TensorFlow combined training data

TensorFlow provides tf.train.batch and tf.train.shuffle_batch functions to organize single samples into batches for output:

import tensorflow as tf
example, label = features['i'], features['j']
#Number of samples in a batch
batch_size = 3
#The maximum number of samples that can be stored in the queue of combined samples. If the queue is too large, it will take up a lot of memory. If the queue is too small, the dequeue operation may be blocked because there is no data, resulting in reduced training efficiency.
# Generally speaking, the size of this queue is related to the size of each batch
capacity = 1000 + 3 * batch_size
#Use the tf.train.batch function to combine sample 0. The [example, label] parameter gives the parameters to be combined. Generally, example and label represent the training sample and the correct label corresponding to this sample, respectively.
The #batch_size parameter gives the number of samples in each batch. capacity gives the maximum capacity of the queue. When the queue length is equal to the capacity, TensorFlow will suspend the enqueue and wait for dequeue; when it is less than the capacity,
#TensorFlow will automatically restart enqueued operations
example_batch, label_batch = tf.train.batch([example, label], batch_size=batch_size, capacity=capacity)
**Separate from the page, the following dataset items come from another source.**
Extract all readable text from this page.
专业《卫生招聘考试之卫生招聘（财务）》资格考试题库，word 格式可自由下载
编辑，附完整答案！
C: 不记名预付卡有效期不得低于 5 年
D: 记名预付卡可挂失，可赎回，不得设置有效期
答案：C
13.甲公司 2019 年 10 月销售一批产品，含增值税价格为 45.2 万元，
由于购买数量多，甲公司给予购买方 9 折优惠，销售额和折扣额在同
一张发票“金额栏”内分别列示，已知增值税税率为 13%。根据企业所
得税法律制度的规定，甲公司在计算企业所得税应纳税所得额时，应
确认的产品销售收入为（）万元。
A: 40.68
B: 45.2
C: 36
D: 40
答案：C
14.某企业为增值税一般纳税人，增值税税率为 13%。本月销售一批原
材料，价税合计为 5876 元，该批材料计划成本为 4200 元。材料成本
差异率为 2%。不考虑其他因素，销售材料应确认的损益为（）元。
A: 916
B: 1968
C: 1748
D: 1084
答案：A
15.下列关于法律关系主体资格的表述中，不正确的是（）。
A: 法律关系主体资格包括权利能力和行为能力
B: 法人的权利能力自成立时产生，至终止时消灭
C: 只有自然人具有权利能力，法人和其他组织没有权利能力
with tf.Session() as sess:
    tf.global_variables_initializer().run()
    tf.local_variables_initializer().run()
    coord = tf.train.Coordinator()
    threads = tf.train.start_queue_runners(sess=sess, coord=coord)
    for i in range(3):
        cur_example_batch, cur_label_batch = sess.run([example_batch, label_batch])
        #Get the sample after printing the combination. It is generally used as a neural network input in the problem
        print(cur_example_batch, cur_label_batch)
    coord.request_stop()
    coord.join(threads)

The result is as follows:

[0 0 1] [1 1 1]
[0 1 0] [0 0 0]
[0 0 1] [1 0 1]
The result is a batch of 3

The sample code for the tf.train.shuffle_batch function is as follows:

example, label = features['i'], features['j']
example_batch, label_batch = tf.train.shuffle_batch([example, label], batch_size = batch_size, capacity=capacity, min_after_dequeue = 30)
with tf.Session() as sess:
    tf.global_variables_initializer().run()
    tf.local_variables_initializer().run()
    coord = tf.train.Coordinator()
    threads = tf.train.start_queue_runners(sess=sess, coord=coord)
    for i in range(3):
        cur_example_batch, cur_label_batch = sess.run([example_batch, label_batch])
        #Get the sample after printing the combination. It is generally used as a neural network input in the problem
        print(cur_example_batch, cur_label_batch)
    coord.request_stop()
    coord.join(threads)
The result is as follows:
[1 1 0] [0 1 0]
[0 1 1] [1 0 1]
[0 0 1] [1 0 0]
It can be found that the order of the output samples has been disrupted.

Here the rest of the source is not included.